I'm a PhD-student in Hartwig Siebner's lab in Copenhagen and we would appreciate very much if you could help us with some advice on a problem we have encountered that also in general might be of relevance to others using DCM.
We apply bilinear DCM on fMRI data acquired during an event-related decison-making paradigm. We use one of the main conditions as direct input and its 1st parametric modulation as modulatory input. The eigenvariates used are from two regions showing a strong main effect of the parametric modulation at the 2nd level. We extract from voxels thresholded at 0.05 uncorrected.
Initially we had flat-line fits in most of our subjects- I guess a problem is that this event-related design with parametric input is not optimal for DCM. We then changed the hyper-priors on the mean and covariance on the observed responses and the models began to fit.
Typically, the % explained variance would be around 10%. We used the default EM algorithm for deterministic DCMs.
In the proces we tried some different combinations, and when using quite extreme hyper-priors (M.hE = 10 and M.hC=exp(-10) we observed in two subjects that in one of the models, the observed response began to drift from around 0 to around 3 as model inversion proceeded.
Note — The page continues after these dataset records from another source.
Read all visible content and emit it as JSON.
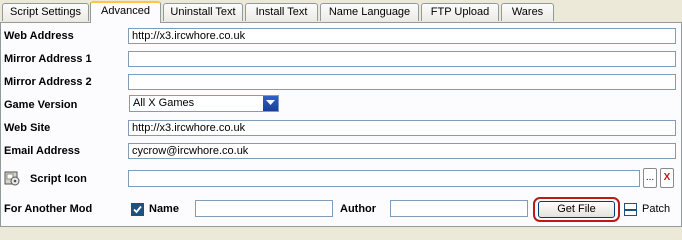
{
  "tabs": [
    {
      "label": "Script Settings"
    },
    {
      "label": "Advanced"
    },
    {
      "label": "Uninstall Text"
    },
    {
      "label": "Install Text"
    },
    {
      "label": "Name Language"
    },
    {
      "label": "FTP Upload"
    },
    {
      "label": "Wares"
    }
  ],
  "active_tab": "Advanced",
  "form": {
    "web_address": {
      "label": "Web Address",
      "value": "http://x3.ircwhore.co.uk"
    },
    "mirror1": {
      "label": "Mirror Address 1",
      "value": ""
    },
    "mirror2": {
      "label": "Mirror Address 2",
      "value": ""
    },
    "game_version": {
      "label": "Game Version",
      "value": "All X Games"
    },
    "web_site": {
      "label": "Web Site",
      "value": "http://x3.ircwhore.co.uk"
    },
    "email": {
      "label": "Email Address",
      "value": "cycrow@ircwhore.co.uk"
    },
    "script_icon": {
      "label": "Script Icon",
      "value": "",
      "browse_label": "...",
      "clear_label": "X"
    },
    "another_mod": {
      "label": "For Another Mod",
      "name_label": "Name",
      "name_checked": true,
      "name_value": "",
      "author_label": "Author",
      "author_value": "",
      "get_file_label": "Get File",
      "patch_label": "Patch",
      "patch_checked": false
    }
  },
  "colors": {
    "accent_tab": "#ffc83c",
    "highlight": "#c01818",
    "check": "#1c5180"
  }
}
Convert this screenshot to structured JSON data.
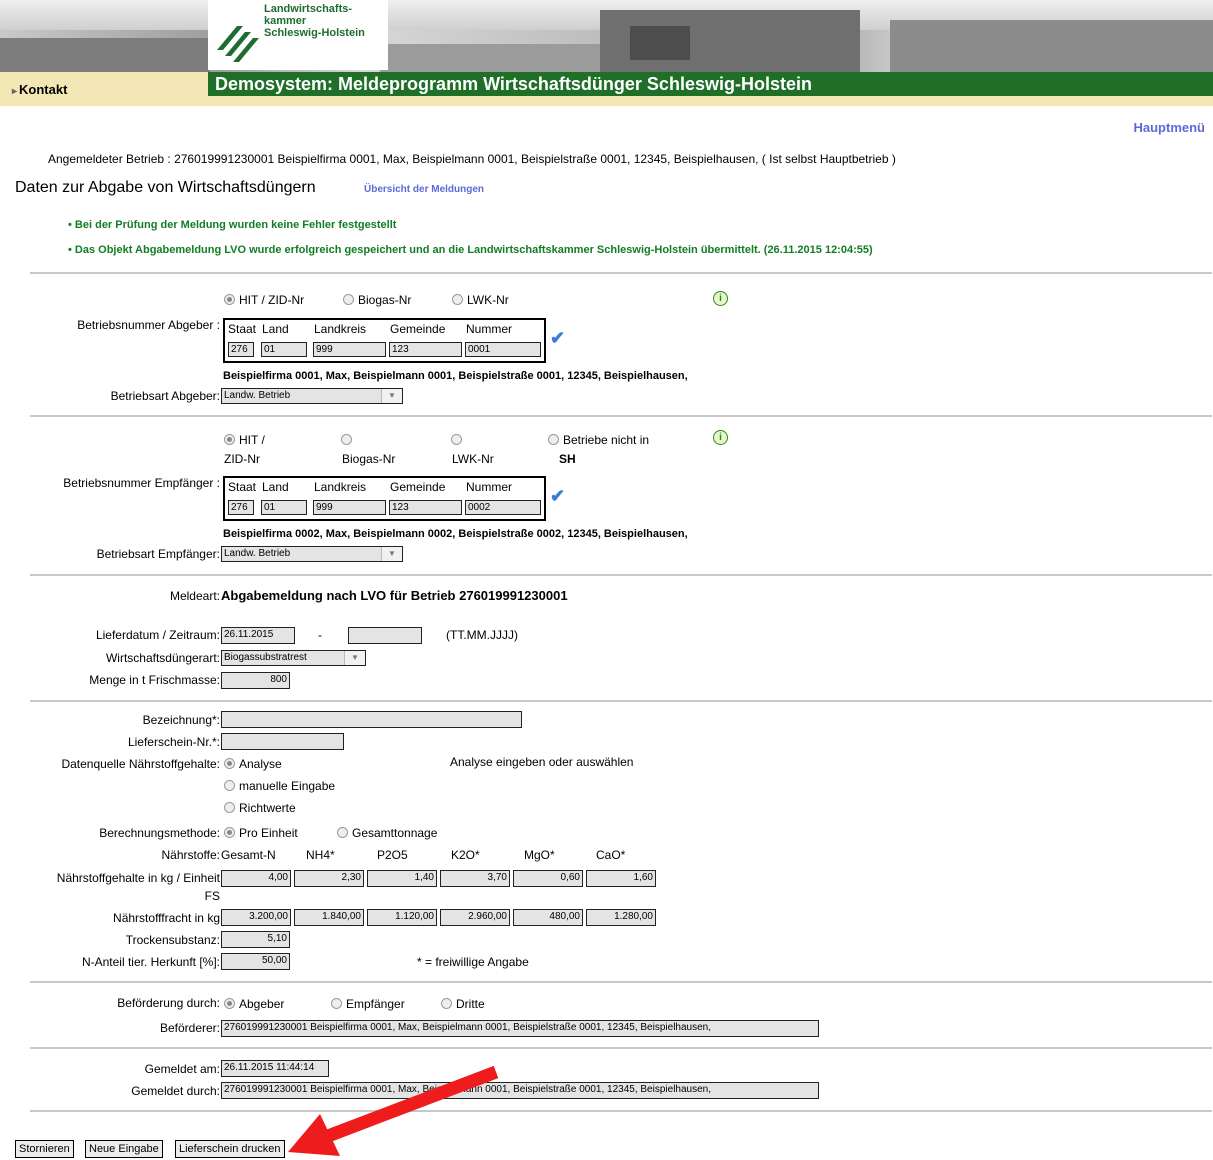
{
  "header": {
    "logo_line1": "Landwirtschafts-",
    "logo_line2": "kammer",
    "logo_line3": "Schleswig-Holstein",
    "title": "Demosystem: Meldeprogramm Wirtschaftsdünger Schleswig-Holstein",
    "nav_kontakt": "Kontakt",
    "nav_arrow": "▸",
    "main_menu": "Hauptmenü"
  },
  "betrieb_line": "Angemeldeter Betrieb : 276019991230001 Beispielfirma 0001, Max, Beispielmann 0001, Beispielstraße 0001, 12345, Beispielhausen, ( Ist selbst Hauptbetrieb )",
  "heading": "Daten zur Abgabe von Wirtschaftsdüngern",
  "overview_link": "Übersicht der Meldungen",
  "messages": [
    "Bei der Prüfung der Meldung wurden keine Fehler festgestellt",
    "Das Objekt Abgabemeldung LVO wurde erfolgreich gespeichert und an die Landwirtschaftskammer Schleswig-Holstein übermittelt. (26.11.2015 12:04:55)"
  ],
  "bullet": "•",
  "info_glyph": "i",
  "check_glyph": "✔",
  "dropdown_arrow": "▼",
  "column_labels": {
    "staat": "Staat",
    "land": "Land",
    "landkreis": "Landkreis",
    "gemeinde": "Gemeinde",
    "nummer": "Nummer"
  },
  "abgeber": {
    "radio_hit": "HIT / ZID-Nr",
    "radio_biogas": "Biogas-Nr",
    "radio_lwk": "LWK-Nr",
    "label": "Betriebsnummer Abgeber :",
    "staat": "276",
    "land": "01",
    "landkreis": "999",
    "gemeinde": "123",
    "nummer": "0001",
    "name": "Beispielfirma 0001, Max, Beispielmann 0001, Beispielstraße 0001, 12345, Beispielhausen,",
    "art_label": "Betriebsart Abgeber:",
    "art_value": "Landw. Betrieb"
  },
  "empfaenger": {
    "radio_hit_1": "HIT /",
    "radio_hit_2": "ZID-Nr",
    "radio_biogas": "Biogas-Nr",
    "radio_lwk": "LWK-Nr",
    "radio_nicht_1": "Betriebe nicht in",
    "radio_nicht_2": "SH",
    "label": "Betriebsnummer Empfänger :",
    "staat": "276",
    "land": "01",
    "landkreis": "999",
    "gemeinde": "123",
    "nummer": "0002",
    "name": "Beispielfirma 0002, Max, Beispielmann 0002, Beispielstraße 0002, 12345, Beispielhausen,",
    "art_label": "Betriebsart Empfänger:",
    "art_value": "Landw. Betrieb"
  },
  "meldeart": {
    "label": "Meldeart:",
    "value": "Abgabemeldung nach LVO für Betrieb 276019991230001"
  },
  "lieferung": {
    "datum_label": "Lieferdatum / Zeitraum:",
    "datum_from": "26.11.2015",
    "dash": "-",
    "datum_to": "",
    "format_hint": "(TT.MM.JJJJ)",
    "art_label": "Wirtschaftsdüngerart:",
    "art_value": "Biogassubstratrest",
    "menge_label": "Menge in t Frischmasse:",
    "menge_value": "800"
  },
  "naehrstoff": {
    "bezeichnung_label": "Bezeichnung*:",
    "bezeichnung_value": "",
    "lieferschein_label": "Lieferschein-Nr.*:",
    "lieferschein_value": "",
    "quelle_label": "Datenquelle Nährstoffgehalte:",
    "quelle_options": [
      "Analyse",
      "manuelle Eingabe",
      "Richtwerte"
    ],
    "analyse_hint": "Analyse eingeben oder auswählen",
    "methode_label": "Berechnungsmethode:",
    "methode_options": [
      "Pro Einheit",
      "Gesamttonnage"
    ],
    "stoffe_label": "Nährstoffe:",
    "stoffe": [
      "Gesamt-N",
      "NH4*",
      "P2O5",
      "K2O*",
      "MgO*",
      "CaO*"
    ],
    "gehalte_label_1": "Nährstoffgehalte in kg / Einheit",
    "gehalte_label_2": "FS",
    "gehalte": [
      "4,00",
      "2,30",
      "1,40",
      "3,70",
      "0,60",
      "1,60"
    ],
    "fracht_label": "Nährstofffracht in kg",
    "fracht": [
      "3.200,00",
      "1.840,00",
      "1.120,00",
      "2.960,00",
      "480,00",
      "1.280,00"
    ],
    "trocken_label": "Trockensubstanz:",
    "trocken_value": "5,10",
    "nanteil_label": "N-Anteil tier. Herkunft [%]:",
    "nanteil_value": "50,00",
    "freiwillig": "* = freiwillige Angabe"
  },
  "befoerderung": {
    "label": "Beförderung durch:",
    "options": [
      "Abgeber",
      "Empfänger",
      "Dritte"
    ],
    "befoerderer_label": "Beförderer:",
    "befoerderer_value": "276019991230001 Beispielfirma 0001, Max, Beispielmann 0001, Beispielstraße 0001, 12345, Beispielhausen,"
  },
  "gemeldet": {
    "am_label": "Gemeldet am:",
    "am_value": "26.11.2015 11:44:14",
    "durch_label": "Gemeldet durch:",
    "durch_value": "276019991230001 Beispielfirma 0001, Max, Beispielmann 0001, Beispielstraße 0001, 12345, Beispielhausen,"
  },
  "buttons": {
    "stornieren": "Stornieren",
    "neue_eingabe": "Neue Eingabe",
    "lieferschein_drucken": "Lieferschein drucken"
  },
  "colors": {
    "title_bar": "#1f6f28",
    "nav_bar": "#f3e7b6",
    "success_text": "#127d24",
    "link": "#5b6bd6",
    "annotation_arrow": "#ee1c1c"
  }
}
The model "followed" this, obtaining very high % variance explained around 90 %.
I've attached a slide with a screen-shot from time-step 6 and time-step
124 where the drift is apparent. This drift was not present at less extreme values such as M.hE = 6 and M.hC = exp(-4).
I've looked into the spm_nlsi_GN script and the observed data is calculated iteratively, as I understand it, from the model-prediction + the prediction error. So I wonder if this drift appears because of this?
Our concern now is, when we use non-default hyper-priors, if there might be a drift also in other subjects that just went unnoticed and whether it's advisable not to change the hyper-priors at all?
Thanks a lot for your help and time!